Parallèlement, le Cardinal possède également des œuvres de l’École Florentine. Sandro Botticelli est présent dans la collection, avec notamment un tondo représentant La Vierge à l’Enfant avec saint Jean Baptiste enfant et six anges. A la tête d’un atelier, Botticelli est l’artiste le plus célèbre du Florence de l’époque. Le raffinement des oeuvres de Botticelli correspond au goût des Médicis : la qualité des visages, les couleurs bien employées et la beauté idéale.

Vierge à l’Enfant avec saint Jean-Baptiste enfant et six anges (1488-1490), Sandro Botticelli, Galerie Borghèse, Rome

Vierge à l’Enfant avec saint Jean-Baptiste enfant et six anges (1488-1490), Sandro Botticelli, Galerie Borghèse, Rome

Parmi les œuvres du Cardinal, l’on trouve un chef-d’œuvre de Raphaël : La Dame à la Licorne. Si l’œuvre nous paraît lisible, elle est le fruit de nombreux repeins. Toutefois, le statut social de l’inconnue est élevé comme le montre ses bijoux ou ses vêtements à la mode florentine. L’artiste peint ce portrait au début de sa carrière, sans doute en inspiration des œuvres de Léonard de Vinci. La Joconde pourrait être reprise dans cette composition : l’architecture simple, l’arrière-plan et la posture de l’inconnue.

La Dame à la Licorne (1506), Raphaël, Galerie Borghèse, Rome

La Dame à la Licorne (1506), Raphaël, Galerie Borghèse, Rome

D’autres œuvres de la Renaissance italienne vont figurer dans la collection. Gardons à l’esprit que le Cardinal choisit ses œuvres pour leur qualité artistique et non pour leur complexité, l’émotion est plus vivement suscitée que la reflexion. De fait, les sujets profanes pourront entrer dans sa galerie malgré son statut de Cardinal. 
Ainsi, en 1617, Scipion Borghèse acquiert Sibylle du Dominiquin. Rappelons que dans la mythologie grecque une sybille est une prêtresse d’Apollon ayant un don divinatoire, elles sont au nombre de douze. L’œuvre, avec le violon et la partition, ouvre la voie au monde de la musique, une des passions du Cardinal.

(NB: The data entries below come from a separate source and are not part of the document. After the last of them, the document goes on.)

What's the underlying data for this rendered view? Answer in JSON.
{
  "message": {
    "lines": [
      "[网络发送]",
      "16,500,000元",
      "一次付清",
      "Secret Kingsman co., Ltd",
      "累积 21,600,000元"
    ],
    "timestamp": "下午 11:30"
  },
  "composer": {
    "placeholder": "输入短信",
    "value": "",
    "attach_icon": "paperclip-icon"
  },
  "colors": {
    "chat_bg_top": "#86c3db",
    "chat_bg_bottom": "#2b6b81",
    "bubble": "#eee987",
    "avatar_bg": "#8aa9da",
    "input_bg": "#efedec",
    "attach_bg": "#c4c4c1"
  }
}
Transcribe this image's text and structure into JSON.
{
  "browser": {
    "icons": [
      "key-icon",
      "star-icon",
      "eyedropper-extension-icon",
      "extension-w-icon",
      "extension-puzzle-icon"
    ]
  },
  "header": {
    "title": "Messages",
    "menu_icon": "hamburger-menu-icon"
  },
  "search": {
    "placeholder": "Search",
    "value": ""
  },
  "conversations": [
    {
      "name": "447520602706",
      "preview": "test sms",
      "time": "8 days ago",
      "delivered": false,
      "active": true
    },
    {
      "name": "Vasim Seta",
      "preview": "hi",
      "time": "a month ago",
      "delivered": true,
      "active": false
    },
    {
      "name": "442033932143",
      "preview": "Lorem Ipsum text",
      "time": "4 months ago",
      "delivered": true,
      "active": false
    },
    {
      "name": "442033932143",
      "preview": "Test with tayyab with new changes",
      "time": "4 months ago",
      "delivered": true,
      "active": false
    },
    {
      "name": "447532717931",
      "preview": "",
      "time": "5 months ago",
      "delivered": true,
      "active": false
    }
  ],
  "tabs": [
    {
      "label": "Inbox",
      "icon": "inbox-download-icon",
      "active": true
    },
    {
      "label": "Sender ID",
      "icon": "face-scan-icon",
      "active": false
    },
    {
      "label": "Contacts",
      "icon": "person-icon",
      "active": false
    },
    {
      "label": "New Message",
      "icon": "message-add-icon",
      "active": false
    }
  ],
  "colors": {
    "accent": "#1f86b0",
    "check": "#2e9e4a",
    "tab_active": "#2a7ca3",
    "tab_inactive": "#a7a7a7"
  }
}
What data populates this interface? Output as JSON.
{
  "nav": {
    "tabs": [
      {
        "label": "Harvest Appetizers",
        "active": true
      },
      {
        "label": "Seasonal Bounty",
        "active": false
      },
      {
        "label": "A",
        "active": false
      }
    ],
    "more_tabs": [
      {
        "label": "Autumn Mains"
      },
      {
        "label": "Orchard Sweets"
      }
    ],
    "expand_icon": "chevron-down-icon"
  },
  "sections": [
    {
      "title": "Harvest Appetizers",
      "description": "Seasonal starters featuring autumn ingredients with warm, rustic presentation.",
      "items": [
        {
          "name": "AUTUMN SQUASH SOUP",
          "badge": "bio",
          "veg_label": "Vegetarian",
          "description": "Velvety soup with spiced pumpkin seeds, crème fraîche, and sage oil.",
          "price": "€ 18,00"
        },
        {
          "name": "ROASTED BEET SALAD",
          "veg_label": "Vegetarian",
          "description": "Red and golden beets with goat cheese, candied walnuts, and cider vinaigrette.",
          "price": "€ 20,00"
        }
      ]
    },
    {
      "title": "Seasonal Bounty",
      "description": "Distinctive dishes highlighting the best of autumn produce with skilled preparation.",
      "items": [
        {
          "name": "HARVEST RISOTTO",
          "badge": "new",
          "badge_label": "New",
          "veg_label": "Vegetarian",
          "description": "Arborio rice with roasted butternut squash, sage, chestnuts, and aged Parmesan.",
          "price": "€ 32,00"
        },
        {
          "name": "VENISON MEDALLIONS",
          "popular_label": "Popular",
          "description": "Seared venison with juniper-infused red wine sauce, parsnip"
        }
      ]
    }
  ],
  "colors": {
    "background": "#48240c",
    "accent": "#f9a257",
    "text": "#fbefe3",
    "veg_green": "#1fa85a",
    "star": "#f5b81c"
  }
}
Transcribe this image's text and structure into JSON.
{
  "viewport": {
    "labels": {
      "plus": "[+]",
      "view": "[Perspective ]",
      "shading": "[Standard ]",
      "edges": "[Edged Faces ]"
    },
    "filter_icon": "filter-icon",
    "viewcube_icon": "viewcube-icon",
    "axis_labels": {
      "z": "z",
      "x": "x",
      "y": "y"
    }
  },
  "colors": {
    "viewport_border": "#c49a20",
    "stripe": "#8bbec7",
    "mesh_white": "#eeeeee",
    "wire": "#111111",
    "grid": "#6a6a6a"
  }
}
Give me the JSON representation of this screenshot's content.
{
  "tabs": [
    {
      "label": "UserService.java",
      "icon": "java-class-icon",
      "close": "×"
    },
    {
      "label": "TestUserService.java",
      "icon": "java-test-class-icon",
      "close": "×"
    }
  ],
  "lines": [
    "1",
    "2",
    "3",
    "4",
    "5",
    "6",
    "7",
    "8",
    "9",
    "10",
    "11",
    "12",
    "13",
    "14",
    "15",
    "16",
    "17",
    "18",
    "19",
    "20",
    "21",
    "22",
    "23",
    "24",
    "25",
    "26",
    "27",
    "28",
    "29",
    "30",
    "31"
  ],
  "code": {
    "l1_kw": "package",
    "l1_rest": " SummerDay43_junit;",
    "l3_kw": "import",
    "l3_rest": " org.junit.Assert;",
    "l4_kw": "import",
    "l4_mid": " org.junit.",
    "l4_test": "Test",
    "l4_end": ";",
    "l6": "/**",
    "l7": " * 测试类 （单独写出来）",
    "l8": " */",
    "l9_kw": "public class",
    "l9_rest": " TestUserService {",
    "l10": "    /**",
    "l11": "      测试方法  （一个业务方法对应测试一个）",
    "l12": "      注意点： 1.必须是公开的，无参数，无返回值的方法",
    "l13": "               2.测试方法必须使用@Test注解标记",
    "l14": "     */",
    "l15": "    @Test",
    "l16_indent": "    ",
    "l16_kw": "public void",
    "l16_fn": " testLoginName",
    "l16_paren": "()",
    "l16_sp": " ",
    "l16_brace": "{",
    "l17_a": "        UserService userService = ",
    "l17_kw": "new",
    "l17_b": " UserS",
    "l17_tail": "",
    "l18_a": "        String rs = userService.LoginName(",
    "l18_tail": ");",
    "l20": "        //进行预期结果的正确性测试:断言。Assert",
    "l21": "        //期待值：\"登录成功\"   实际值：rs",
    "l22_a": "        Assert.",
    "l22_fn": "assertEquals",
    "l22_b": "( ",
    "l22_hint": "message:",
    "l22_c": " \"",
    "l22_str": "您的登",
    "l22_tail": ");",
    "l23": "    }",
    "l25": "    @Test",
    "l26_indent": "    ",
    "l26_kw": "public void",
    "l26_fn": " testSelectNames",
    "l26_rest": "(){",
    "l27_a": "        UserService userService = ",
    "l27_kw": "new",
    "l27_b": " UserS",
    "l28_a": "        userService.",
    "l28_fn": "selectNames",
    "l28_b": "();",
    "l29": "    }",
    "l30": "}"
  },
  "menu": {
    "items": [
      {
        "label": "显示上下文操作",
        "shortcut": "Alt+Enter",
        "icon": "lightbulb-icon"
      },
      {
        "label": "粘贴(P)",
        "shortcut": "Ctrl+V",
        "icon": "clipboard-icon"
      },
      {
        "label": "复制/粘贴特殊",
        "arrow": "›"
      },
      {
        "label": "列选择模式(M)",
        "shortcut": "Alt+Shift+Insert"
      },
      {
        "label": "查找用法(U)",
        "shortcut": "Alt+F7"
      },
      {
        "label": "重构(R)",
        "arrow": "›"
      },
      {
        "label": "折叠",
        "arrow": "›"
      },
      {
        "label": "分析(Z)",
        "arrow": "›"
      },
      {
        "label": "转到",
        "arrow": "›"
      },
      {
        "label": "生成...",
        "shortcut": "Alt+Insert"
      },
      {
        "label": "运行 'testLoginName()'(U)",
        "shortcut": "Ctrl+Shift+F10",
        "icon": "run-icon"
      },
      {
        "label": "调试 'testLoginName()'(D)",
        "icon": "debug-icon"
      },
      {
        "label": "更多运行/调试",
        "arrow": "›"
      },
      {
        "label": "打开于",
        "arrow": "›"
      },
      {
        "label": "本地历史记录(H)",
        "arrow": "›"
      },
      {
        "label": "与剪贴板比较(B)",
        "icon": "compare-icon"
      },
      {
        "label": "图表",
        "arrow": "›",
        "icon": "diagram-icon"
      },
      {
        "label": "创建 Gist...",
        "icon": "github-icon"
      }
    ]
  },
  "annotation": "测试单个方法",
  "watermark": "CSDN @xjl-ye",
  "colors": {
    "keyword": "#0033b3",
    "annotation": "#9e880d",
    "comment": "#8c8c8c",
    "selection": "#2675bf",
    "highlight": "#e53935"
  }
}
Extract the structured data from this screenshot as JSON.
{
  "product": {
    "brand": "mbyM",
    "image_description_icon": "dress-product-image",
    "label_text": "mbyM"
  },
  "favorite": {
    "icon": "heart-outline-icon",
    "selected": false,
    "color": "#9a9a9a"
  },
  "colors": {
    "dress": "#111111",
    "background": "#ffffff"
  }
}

Sibylle (1617), Dominiquin La cène (1547-1548), Jacopo Bassano, Galerie Borghèse, Rome

Sibylle (1617), Dominiquin La cène (1547-1548), Jacopo Bassano, Galerie Borghèse, Rome

Les portraits

Les arts italiens du Quattrocento et du Cinquencento cherche à mettre en l’individualité de chaque personne représentée. De fait, le portrait est d’une grande importance. Le Portrait d’homme de Francesco Mazzola dit Parmesan montre cette individualité au travers des traits du visages, de la couleur des pommettes, de l’habit montrant la condition sociale, …

Portrait d’homme (1528), Parmesan, Galerie Borghèse, Rome

Portrait d’homme (1528), Parmesan, Galerie Borghèse, Rome

L’art sacré

La Contre-Réforme Catholique engendre une transformation profonde de Rome : nouvelles églises, chantiers importants dans la ville avec de nouvelles place autour des monuments catholiques. L’art sacré autrefois réservé aux églises va sortir pour aller vers les intérieurs mêlés aux autres thèmes de l’art. 
Andrea Solario représente le sacré dans un style typiquement Renaissance aux influences de Léonard de Vinci dont il fut l’un des peintres.

Le Christ portant la Croix (1524), Andrea Solario, Galerie Borghèse, Rome

Le Christ portant la Croix (1524), Andrea Solario, Galerie Borghèse, Rome

Dans un style relevant d’influences du nord dont Albrecht Dürer, Lorenzo Lotto est présent au sein de la Galerie Borghèse dans sa représentation d’une « conversation sacrée ». Sur un fond noir, l’Enfant Jésus est porté par sa mère et se penche vers le martyr saint Ignace qui lui offre son cœur de l’autre côté l’on retrouve Saint Onuphre un ermite dont la simplicité vestimentaire tranche avec le saint martyr. La couleur lumineuse et les expressions tout comme le mouvement de Jésus en font une œuvre dynamique. Le choix des personnages aura sans doute incarné un choix du commanditaire en accord avec la Contre-Réforme.

Vierge à l’Enfant avec les saint Ignace et Onuphre (1508), Lorenzo Lotto, Galerie Borghèse, Rome

Vierge à l’Enfant avec les saint Ignace et Onuphre (1508), Lorenzo Lotto, Galerie Borghèse, Rome

Annibal Carrache est considéré comme un des artiste du renouveau de la peinture italienne. Il met en avant un style différent vers le classicisme, vers l’esthétique comme dans la Sainte Famille.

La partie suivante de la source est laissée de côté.